One young woman, called Phil, a sweet-faced person, apparently a farmer’s wife, came up to Ralph and looked at him kindly, playing with the buttons on his coat in a childlike simplicity. Her blue-drilling dress was sewed all over with patches of white, representing ornamental buttons. The womanly instinct toward adornment had in her taken this childish turn.
“Don’t you think they ought to let me go home?” she said with a sweetness and a wistful, longing, home-sick look, that touched Ralph to the heart. He looked at her, and then at the muttering crones, and he could see no hope of any better fate for her. She followed him round the barn-like rooms, returning every now and then to her question. “Don’t you think I might go home now?”
The weak-eyed girl had been called away for a moment, and Ralph stood looking into a cell, where there was a man with a gay red plume in his hat and a strip of red flannel about his waist. He strutted up and down like a drill-sergeant.

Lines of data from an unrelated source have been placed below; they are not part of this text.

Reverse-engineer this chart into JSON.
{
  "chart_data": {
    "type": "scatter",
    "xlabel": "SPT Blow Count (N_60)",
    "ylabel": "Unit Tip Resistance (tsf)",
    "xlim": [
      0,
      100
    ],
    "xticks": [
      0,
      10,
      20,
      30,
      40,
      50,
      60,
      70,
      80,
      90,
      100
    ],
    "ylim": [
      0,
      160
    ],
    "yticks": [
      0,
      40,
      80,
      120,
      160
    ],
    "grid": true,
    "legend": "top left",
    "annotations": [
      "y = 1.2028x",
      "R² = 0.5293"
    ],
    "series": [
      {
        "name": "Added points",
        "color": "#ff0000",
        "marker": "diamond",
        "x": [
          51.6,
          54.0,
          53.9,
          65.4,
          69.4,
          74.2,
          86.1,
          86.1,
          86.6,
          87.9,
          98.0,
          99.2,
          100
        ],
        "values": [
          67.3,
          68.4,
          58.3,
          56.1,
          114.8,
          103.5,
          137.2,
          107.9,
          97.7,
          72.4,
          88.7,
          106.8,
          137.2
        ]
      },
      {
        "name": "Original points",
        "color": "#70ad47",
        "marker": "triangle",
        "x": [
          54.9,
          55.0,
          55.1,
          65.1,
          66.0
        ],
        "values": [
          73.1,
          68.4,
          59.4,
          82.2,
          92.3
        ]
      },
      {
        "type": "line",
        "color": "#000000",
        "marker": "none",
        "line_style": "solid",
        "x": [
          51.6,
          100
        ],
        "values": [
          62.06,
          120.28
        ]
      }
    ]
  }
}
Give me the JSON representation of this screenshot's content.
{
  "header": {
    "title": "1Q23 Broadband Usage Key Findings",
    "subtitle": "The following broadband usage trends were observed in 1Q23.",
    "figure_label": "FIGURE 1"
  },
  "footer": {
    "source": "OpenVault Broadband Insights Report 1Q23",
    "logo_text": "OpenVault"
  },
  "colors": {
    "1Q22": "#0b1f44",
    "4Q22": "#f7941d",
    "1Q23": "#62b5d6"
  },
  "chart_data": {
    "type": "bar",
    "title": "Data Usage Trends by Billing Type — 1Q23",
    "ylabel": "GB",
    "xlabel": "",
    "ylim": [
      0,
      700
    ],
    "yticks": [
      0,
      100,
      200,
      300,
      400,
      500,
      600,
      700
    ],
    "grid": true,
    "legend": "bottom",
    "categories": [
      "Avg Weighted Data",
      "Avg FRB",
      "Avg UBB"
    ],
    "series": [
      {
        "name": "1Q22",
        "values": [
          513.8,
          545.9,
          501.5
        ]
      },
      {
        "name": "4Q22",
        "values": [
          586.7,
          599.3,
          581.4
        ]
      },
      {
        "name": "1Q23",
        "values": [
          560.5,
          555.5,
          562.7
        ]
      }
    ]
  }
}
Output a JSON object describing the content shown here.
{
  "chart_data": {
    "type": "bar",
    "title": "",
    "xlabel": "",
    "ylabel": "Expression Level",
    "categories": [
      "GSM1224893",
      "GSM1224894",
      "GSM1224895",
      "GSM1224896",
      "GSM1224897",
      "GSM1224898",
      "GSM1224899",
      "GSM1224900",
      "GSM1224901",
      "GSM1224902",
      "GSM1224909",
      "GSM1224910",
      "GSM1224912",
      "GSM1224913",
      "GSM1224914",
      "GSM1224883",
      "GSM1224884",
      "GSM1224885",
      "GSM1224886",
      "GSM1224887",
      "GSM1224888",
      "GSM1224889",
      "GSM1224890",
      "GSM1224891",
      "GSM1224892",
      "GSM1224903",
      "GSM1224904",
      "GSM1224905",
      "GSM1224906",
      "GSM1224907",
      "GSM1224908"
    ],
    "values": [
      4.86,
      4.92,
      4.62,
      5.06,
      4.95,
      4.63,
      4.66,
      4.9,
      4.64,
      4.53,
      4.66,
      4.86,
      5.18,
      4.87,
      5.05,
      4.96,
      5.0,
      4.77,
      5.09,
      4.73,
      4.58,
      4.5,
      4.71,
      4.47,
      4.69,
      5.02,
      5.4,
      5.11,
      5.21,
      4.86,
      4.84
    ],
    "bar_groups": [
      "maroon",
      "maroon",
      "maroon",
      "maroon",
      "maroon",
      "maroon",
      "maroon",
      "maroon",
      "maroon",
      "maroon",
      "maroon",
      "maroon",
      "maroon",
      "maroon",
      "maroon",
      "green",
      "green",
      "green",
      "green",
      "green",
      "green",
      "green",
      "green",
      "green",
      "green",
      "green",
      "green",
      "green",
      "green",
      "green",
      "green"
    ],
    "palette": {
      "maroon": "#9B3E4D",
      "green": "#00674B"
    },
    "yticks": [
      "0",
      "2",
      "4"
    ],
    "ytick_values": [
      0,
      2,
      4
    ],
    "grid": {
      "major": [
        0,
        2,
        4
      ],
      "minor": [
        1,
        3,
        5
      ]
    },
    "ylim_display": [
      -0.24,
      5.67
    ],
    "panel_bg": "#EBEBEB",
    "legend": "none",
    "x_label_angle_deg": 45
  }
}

“I am General Andrew Jackson,” he began. “People don’t believe it, but I am. I had my head shot off at Bueny Visty, and the new one that growed on isn’t nigh so good as the old one; it’s tater on one side[24]. That’s why they take advantage of me to shut me up. But I know some things. My head is tater on one side, but it’s all right on t’other. And when I know a thing in the left side of my head, I know it. Lean down here. Let me tell you something out of the left side. Not out of the tater side, mind ye. I wouldn’t a told you if he hadn’t locked me up fer nothing. Bill Jones is a thief! He sells the bodies of the dead paupers, and then sells the empty coffins back to the county agin. But that a’n’t all—”
Just then the weak-eyed girl came back, and, as Ralph moved away, General Jackson called out: “That a’n’t all. I’ll tell the rest another time. And that a’n’t out of the tater side, you can depend on that. That’s out of the left side. Sound as a nut on that side!”
But Ralph began to wonder where he should find Hannah’s mother.
“Don’t go in there,” cried the weak-eyed girl, as Ralph was opening a door. “Ole Mowley’s in there, and she’ll cuss you.”
“Oh! well, if that’s all, her curses won’t hurt,” said Hartsook, pushing open the door. But the volley of blasphemy and vile language that he received made him stagger. The old hag paced the floor, abusing everybody that came in her way. And by the window, in the same room, feeling the light that struggled through the dusty glass upon her face, sat a sorrowful, intelligent Englishwoman. Ralph noticed at once that she was English, and in a few moments he discovered that her sight was defective. Could it be that Hannah’s mother was the room-mate of this loathsome creature, whose profanity and obscenity did not intermit for a moment?
Happily the weak-eyed girl had not dared to brave the curses of Mowley. Ralph stepped forward to the woman by the window, and greeted her.